How am I supposed to explain myself? There is nothing I can say that won't condemn me; even the truth sits, waiting to ensnare me as soon as the words tumble from my mouth. What can I do to make you see that it was never what you thought it was? I never turned against you, even though I suppose that is the way it would seem. Even she believes she means more to me then you, yet that is the furthest thing from the truth. I never wanted her. Dammit Riku you should know me better then that! I know what I said and couldn't say. I know what you must think about me, and there is nothing I can do about that. But I never meant to hurt you. I was trying to make it easier. I messed that up didn't I? The hurt in your eyes; I couldn't stand to look at them when all I could see was what I was doing to you. I had sworn to never hurt you, yet look at what I was doing. I had broken your trust and our friendship. What kind of apology could ever explain that? What could I tell you that would be honest, yet would keep you as clueless as I wanted you to be? I'm sorry I'm breaking you by trying to save you? Please forgive me for the feelings that make it bittersweet to be near you? That I apologize for pretending to love her, just to keep you from finding out? Finding out it was never her I loved; it was you.

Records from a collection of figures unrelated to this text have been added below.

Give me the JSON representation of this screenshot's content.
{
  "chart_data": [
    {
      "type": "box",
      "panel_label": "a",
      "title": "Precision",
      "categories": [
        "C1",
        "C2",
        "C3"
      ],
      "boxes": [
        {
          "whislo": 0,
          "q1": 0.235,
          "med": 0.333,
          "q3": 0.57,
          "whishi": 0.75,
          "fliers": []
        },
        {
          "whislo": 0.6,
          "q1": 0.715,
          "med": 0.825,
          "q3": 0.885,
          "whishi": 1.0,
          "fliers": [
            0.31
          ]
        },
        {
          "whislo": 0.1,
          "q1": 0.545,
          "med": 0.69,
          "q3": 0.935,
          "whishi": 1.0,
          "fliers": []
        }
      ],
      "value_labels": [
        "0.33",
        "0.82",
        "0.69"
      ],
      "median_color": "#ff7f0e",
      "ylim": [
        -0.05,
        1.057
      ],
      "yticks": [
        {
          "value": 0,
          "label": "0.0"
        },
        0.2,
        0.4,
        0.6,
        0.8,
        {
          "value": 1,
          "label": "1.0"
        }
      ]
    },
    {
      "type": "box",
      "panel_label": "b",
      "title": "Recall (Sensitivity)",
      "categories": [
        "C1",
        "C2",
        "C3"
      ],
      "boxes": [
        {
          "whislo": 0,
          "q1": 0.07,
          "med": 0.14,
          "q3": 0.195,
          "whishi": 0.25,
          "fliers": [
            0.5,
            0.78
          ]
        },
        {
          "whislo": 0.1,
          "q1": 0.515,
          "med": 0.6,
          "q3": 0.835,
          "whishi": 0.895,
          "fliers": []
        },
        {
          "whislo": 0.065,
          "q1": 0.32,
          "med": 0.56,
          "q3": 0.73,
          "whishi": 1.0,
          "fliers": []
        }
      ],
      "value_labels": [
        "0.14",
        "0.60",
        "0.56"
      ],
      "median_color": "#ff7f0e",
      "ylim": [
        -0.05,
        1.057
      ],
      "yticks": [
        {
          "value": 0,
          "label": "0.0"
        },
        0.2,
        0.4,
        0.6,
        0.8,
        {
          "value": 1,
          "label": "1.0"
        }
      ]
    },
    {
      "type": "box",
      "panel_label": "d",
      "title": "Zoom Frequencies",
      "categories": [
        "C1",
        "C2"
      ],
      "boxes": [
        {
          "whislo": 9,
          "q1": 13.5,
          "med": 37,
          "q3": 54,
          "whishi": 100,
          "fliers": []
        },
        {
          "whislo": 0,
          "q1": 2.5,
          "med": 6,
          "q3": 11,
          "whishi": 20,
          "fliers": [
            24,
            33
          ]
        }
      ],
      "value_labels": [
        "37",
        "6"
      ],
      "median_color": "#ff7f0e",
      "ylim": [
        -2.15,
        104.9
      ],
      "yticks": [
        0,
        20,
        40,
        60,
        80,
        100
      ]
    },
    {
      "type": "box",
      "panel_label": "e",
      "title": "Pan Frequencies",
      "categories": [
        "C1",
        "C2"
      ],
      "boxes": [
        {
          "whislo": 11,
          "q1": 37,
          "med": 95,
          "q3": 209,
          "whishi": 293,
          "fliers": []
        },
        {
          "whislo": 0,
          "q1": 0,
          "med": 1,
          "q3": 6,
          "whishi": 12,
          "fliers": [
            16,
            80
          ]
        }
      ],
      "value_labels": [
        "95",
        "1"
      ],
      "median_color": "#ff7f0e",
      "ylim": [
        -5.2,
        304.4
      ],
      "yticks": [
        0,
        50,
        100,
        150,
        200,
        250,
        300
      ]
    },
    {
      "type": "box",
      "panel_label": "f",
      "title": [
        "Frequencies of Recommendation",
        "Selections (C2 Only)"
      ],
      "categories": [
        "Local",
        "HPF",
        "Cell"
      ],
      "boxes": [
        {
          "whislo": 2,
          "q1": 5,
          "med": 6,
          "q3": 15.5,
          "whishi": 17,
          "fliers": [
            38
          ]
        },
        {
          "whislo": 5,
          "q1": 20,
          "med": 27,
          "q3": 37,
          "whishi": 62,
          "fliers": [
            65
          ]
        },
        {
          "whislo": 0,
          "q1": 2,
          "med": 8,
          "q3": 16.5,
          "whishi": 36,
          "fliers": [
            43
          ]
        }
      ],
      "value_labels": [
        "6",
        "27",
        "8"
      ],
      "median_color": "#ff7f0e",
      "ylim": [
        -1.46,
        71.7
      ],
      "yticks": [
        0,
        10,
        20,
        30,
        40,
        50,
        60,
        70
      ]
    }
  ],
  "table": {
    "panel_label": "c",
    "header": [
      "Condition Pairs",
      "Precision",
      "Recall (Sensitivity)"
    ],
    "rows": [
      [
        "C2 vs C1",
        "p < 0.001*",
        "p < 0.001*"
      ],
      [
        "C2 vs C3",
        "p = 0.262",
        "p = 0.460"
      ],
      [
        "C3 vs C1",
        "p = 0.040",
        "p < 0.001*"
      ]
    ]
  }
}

What could I say when you told me you were gay? I wanted to jump and confide in you, but that would be awkward. I thought 'another time, another place', only it never came. Instead, Kairi did. I thought if I stayed with her, tried to forget you, it would work. But it didn't. It seemed like everything I did to try and protect you turned and backfired on me. You asked me to let you leave. Yet I couldn't. Oh god I couldn't even stand the thought. Then you left. I had been trying to get you to leave so I could forget, but when you left I felt as if I had too. I couldn't handle it, not having you with me. I knew I had to find you. I had to explain. I had to do something.
Only when we were reunited I had no courage. The relief threatened to overpower me, yet I couldn't tell you why. I know you saw your pain reflected in my eyes, and for that I am sorry. Maybe that's what I need to apologize for. I'm sorry for being in pain, and letting you see it. I'm sorry for dragging you down with me, when all I was trying to do was help you float. I'm sorry I can't be the perfect somebody that's good enough for you. But most of all, I'm sorry that I can never explain this to you. I'm sorry that you can never know. Because I value our friendship, what little we have left, over everything. Maybe that's what love is. Sacrificing anything and everything to try and make somebody happy. Sometimes it works, I know it does. Yet we're special. That's how we've always been. Normal things will never work for us, and I know that. I'm sorry.